She Dreamed of a Place Called Fat City

She Dreamed of a Place Called Fat City invites passersby to reflect on the mythologies we create for our communities and ourselves. Combining imagery and fable, the installation includes a story written by James A. Reeves that describes a woman’s search for meaning as both she and the neighborhood change through the years. Her evolving identity echoes the evolving identity of Fat City, from its flamboyant reputation in the 1970s to today. Set in the Fat City neighborhood of metropolitan New Orleans, the work explores the possibilities of site-specific storytelling in public space and is part of a series of Fat City murals supported by Fat City Friends and the Arts Council of New Orleans.

Photo by Candy Chang
Photo by Candy Chang
Photo by Candy Chang
Photo by Candy Chang
Photo by Candy Chang

The Fable

She heard about this place back in ’74 while a snowy television hummed in the corner of a motel, half-tuned to a late-night talk show, the one where Trini Lopez tells Carson that everybody wants to make it down to Fat City. Decades passed, but she never made the trip due to a never-ending series of accidents and decisions, the little victories and wounds that make a life and steer us down different roads. Fat City slipped from her mind along with the rest of the world, and she rarely left her sofa, having given up on time and space. Some might call it a crisis of faith, but if you asked her, she’d only tell you that she was very tired—until the night Fat City appeared in a dream that shivered with the promise of revelation.

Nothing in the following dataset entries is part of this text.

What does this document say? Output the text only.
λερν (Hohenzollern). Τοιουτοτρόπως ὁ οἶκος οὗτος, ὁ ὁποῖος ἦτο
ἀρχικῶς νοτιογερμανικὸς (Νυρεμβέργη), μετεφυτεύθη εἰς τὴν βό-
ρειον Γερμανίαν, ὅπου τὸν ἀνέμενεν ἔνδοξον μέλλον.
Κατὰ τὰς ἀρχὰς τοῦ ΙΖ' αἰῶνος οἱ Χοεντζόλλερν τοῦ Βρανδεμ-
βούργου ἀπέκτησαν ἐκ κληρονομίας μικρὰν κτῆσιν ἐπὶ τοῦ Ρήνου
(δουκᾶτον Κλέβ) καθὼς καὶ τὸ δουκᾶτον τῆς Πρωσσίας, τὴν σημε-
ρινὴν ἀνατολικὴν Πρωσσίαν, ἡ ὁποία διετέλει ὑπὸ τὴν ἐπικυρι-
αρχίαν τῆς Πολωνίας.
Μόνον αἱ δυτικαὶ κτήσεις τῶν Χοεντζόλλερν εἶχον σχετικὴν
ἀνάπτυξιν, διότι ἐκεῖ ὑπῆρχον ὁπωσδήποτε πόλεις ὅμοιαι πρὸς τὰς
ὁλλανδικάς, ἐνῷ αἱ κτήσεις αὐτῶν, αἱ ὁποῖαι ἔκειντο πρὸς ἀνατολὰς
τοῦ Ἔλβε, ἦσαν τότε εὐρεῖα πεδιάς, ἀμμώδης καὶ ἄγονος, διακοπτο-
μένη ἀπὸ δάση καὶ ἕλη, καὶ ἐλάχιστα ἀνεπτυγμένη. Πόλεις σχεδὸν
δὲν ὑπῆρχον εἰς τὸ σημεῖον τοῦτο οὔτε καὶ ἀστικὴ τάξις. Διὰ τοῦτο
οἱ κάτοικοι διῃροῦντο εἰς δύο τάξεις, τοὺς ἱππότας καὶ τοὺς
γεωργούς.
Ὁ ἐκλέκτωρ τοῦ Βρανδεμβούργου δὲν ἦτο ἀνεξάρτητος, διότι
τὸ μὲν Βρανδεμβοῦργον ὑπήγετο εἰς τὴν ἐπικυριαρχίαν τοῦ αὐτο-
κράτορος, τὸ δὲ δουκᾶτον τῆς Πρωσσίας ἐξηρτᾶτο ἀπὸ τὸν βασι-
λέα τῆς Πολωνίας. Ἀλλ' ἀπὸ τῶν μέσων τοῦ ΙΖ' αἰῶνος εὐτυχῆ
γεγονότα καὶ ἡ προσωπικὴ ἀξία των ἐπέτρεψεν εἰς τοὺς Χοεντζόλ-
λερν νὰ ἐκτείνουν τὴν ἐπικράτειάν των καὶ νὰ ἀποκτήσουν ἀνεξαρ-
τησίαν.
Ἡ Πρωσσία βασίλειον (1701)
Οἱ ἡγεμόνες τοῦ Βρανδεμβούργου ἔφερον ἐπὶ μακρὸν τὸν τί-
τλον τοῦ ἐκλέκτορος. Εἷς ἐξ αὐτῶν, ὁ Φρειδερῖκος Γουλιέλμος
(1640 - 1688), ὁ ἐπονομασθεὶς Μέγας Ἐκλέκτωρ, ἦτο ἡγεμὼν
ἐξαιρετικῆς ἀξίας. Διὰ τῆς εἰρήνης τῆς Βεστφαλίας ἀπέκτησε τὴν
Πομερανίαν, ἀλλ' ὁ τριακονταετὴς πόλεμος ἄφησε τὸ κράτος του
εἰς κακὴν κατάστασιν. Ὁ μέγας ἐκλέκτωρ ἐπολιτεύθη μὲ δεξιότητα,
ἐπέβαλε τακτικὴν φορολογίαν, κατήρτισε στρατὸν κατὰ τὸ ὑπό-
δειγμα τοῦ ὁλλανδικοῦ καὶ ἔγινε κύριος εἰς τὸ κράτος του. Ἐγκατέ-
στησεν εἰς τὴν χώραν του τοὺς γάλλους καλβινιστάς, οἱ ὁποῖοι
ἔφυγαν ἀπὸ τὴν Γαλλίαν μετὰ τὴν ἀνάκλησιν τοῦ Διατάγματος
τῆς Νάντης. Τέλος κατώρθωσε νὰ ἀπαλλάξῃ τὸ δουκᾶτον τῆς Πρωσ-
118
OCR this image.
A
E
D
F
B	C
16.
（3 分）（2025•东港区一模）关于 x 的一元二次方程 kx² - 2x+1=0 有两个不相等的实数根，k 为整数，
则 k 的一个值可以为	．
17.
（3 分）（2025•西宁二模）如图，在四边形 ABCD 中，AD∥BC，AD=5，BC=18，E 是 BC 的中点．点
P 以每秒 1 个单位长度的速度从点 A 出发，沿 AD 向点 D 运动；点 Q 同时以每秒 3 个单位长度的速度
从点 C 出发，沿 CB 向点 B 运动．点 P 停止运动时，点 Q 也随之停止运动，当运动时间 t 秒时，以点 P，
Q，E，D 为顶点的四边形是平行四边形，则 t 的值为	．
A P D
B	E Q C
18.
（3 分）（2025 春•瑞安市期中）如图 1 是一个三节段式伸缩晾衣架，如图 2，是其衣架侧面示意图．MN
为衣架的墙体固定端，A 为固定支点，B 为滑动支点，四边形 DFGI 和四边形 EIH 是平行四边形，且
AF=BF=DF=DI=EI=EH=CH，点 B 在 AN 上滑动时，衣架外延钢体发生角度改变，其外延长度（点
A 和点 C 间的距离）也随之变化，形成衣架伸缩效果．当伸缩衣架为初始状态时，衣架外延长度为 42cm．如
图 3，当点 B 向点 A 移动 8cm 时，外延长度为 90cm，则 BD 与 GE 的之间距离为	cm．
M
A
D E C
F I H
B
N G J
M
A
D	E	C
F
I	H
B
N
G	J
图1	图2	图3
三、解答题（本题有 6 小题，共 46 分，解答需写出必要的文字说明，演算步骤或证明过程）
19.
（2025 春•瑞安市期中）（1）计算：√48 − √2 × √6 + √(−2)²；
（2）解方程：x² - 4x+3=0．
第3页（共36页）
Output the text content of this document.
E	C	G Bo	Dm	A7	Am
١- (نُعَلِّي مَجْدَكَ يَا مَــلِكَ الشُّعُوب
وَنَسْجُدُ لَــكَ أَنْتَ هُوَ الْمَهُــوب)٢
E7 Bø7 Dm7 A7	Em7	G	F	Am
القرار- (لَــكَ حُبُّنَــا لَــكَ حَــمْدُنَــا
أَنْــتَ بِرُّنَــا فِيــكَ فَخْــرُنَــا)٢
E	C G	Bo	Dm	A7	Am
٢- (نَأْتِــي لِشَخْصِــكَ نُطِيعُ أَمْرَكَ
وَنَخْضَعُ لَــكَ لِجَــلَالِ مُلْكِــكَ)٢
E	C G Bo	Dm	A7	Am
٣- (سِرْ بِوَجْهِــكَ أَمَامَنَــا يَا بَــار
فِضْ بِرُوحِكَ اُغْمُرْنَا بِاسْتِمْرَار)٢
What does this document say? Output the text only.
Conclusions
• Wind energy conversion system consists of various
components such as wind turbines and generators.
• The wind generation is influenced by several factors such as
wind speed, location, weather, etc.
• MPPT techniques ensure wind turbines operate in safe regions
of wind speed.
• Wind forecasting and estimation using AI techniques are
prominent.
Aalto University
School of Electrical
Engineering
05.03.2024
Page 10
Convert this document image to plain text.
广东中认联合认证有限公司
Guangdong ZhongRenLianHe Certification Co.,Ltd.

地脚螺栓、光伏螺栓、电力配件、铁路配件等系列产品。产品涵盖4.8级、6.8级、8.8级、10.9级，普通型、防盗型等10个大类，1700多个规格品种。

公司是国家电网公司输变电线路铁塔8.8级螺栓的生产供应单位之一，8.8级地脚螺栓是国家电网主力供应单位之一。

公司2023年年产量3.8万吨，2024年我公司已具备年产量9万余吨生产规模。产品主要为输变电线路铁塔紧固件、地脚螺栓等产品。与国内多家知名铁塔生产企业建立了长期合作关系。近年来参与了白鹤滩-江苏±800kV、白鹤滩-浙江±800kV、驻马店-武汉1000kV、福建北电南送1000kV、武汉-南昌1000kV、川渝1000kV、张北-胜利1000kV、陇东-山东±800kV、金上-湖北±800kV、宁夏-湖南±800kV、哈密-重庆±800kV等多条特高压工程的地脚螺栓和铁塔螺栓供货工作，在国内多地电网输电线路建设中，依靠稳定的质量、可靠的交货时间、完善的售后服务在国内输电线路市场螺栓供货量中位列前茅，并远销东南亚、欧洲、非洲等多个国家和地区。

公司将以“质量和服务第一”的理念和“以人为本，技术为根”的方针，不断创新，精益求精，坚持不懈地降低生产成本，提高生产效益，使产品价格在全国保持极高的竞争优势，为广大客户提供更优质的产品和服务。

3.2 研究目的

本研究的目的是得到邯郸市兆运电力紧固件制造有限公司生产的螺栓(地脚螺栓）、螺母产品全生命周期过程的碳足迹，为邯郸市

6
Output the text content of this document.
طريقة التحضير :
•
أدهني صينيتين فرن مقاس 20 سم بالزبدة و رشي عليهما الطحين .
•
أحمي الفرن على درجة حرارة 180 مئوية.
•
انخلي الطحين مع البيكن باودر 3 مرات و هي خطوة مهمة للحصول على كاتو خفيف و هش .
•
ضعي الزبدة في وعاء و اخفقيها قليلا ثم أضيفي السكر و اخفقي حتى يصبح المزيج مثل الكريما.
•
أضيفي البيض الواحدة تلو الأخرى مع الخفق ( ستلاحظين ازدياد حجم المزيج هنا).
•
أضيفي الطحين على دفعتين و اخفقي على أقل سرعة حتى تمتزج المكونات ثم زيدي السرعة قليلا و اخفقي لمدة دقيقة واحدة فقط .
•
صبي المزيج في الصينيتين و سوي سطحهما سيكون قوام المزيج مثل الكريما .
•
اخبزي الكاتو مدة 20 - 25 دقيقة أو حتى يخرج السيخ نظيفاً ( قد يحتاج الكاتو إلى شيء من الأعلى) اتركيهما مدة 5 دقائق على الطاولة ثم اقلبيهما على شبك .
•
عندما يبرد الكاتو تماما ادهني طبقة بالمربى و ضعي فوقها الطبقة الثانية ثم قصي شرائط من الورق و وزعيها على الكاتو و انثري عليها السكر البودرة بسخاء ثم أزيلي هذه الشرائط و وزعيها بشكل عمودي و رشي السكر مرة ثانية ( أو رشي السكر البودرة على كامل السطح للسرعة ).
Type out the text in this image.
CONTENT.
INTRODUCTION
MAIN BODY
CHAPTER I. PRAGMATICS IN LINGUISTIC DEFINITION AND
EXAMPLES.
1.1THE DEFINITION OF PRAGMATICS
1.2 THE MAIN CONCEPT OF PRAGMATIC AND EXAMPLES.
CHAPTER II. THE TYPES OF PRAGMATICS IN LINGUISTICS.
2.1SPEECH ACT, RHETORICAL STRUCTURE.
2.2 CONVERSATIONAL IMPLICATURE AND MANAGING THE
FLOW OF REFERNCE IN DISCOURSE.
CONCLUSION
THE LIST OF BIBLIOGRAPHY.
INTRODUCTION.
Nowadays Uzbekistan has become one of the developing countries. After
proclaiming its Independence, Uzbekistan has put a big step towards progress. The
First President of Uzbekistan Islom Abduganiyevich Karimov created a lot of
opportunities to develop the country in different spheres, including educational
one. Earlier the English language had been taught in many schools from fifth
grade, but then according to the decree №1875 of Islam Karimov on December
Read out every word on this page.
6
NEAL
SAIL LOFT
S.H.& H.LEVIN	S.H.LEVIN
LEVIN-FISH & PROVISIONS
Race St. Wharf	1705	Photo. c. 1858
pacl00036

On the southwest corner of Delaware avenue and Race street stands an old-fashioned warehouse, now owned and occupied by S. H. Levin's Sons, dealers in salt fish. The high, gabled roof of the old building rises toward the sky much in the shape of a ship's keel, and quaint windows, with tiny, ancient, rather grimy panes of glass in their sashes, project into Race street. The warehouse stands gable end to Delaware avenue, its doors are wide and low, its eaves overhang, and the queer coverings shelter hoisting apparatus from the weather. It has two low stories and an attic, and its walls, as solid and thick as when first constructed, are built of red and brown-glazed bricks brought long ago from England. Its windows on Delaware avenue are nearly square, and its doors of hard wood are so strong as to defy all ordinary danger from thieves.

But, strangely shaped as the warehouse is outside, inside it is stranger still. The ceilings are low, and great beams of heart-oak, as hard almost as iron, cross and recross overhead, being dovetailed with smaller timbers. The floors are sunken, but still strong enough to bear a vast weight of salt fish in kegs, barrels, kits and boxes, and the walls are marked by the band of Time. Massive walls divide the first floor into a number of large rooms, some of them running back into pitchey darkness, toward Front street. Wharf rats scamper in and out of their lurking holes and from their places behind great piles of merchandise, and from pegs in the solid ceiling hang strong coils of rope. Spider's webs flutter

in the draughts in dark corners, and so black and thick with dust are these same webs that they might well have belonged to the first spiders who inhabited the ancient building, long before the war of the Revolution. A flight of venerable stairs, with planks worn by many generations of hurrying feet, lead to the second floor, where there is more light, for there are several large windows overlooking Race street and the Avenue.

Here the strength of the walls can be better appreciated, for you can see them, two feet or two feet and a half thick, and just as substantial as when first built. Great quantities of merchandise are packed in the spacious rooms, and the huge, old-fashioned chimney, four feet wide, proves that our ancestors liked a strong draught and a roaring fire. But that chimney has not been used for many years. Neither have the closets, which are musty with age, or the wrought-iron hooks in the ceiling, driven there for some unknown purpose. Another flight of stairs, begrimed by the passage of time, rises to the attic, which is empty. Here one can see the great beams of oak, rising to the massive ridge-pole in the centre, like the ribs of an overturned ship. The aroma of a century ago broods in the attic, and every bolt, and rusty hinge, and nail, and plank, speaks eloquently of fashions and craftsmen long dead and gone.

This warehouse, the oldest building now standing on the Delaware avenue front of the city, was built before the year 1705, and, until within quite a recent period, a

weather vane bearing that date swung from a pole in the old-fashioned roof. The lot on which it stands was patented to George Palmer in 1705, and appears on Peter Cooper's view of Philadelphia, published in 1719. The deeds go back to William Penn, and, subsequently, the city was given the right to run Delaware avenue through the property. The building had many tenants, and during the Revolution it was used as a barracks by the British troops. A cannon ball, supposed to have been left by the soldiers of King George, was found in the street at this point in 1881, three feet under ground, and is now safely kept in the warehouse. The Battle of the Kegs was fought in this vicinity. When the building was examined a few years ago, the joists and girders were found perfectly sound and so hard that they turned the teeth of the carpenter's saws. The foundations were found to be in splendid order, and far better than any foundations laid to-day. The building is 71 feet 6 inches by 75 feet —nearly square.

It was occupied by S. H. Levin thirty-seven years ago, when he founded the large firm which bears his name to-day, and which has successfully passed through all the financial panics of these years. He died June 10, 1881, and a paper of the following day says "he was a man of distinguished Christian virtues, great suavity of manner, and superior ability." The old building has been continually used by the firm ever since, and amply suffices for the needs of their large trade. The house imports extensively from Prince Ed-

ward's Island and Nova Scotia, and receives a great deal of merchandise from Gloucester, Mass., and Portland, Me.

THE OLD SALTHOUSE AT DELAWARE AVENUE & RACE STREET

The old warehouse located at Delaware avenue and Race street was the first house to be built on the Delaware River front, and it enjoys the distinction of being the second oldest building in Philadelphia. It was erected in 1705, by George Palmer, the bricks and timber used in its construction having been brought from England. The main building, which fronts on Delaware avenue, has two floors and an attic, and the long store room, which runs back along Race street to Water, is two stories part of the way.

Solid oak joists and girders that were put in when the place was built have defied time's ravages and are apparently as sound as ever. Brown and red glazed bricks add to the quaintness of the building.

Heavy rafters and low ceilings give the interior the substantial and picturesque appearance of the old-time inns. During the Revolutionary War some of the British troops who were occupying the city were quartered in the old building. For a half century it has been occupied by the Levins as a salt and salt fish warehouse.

They say Fat City is where the signals of most American dreams originate, but she didn’t know this when she pointed her car south. Hope began to grind in her chest like old gears returning to life, pulling her to the bottom of the nation, where she raced along a ribbon of concrete that spanned an astronomical lake, a far-out bridge to a future planet. She craved a new kind of electricity, something that might shock her back to life, and she thought she might find it down here, just like Trini Lopez promised. An old philosopher sold her a sno-ball and told her that our souls are made of thousands of tiny sounds. “Sometimes our bodies absorb the vibrations of the people we pass in the street,” he said. “This causes us to dream.” His face looked like an old newspaper, and she believed him. He handed her a telescope and told her to listen carefully.

Someday she’ll be known as the Voice of the Bayou, but tonight she’s just another nighthawk, another enemy of sleep drifting down the boulevard, a lonely soul craving a witness. You’ll find her standing on the corner. She’s the woman who looks like she is waiting for instructions. She listens to the people who pass her by, tuning in to their stories about the old neon names: Don Quixote, Sancho Panza, and the Place Across the Street. Now the Place Across the Street is someplace else. Everything changes, and perhaps this is how it should be. She hears the godhead in the traffic on Veterans Boulevard as she imagines the heartaches and fantasies playing behind those windshields like a thousand secret movie screens. The moment passes. But if you stand in one place long enough and pay attention, something’s bound to happen. You might catch a sound or an image, something that will keep you going. And right now, she hears shuffling feet, the scraping of a cane. She watches two ancient lovers drop to their knees like a prayer and carve their names into a patch of wet cement. Malcolm loves Marie. Everything changes, but hopefully, some things won’t.

Photo by Candy Chang
Photo by James Reeves

2015, New Orleans/Metairie (3220 Edenborn Ave, Metairie, LA). Acrylic, 17′ h x 52′ w. Wall preparation and sealing by Bruce James, Barry Patin, and Broq James.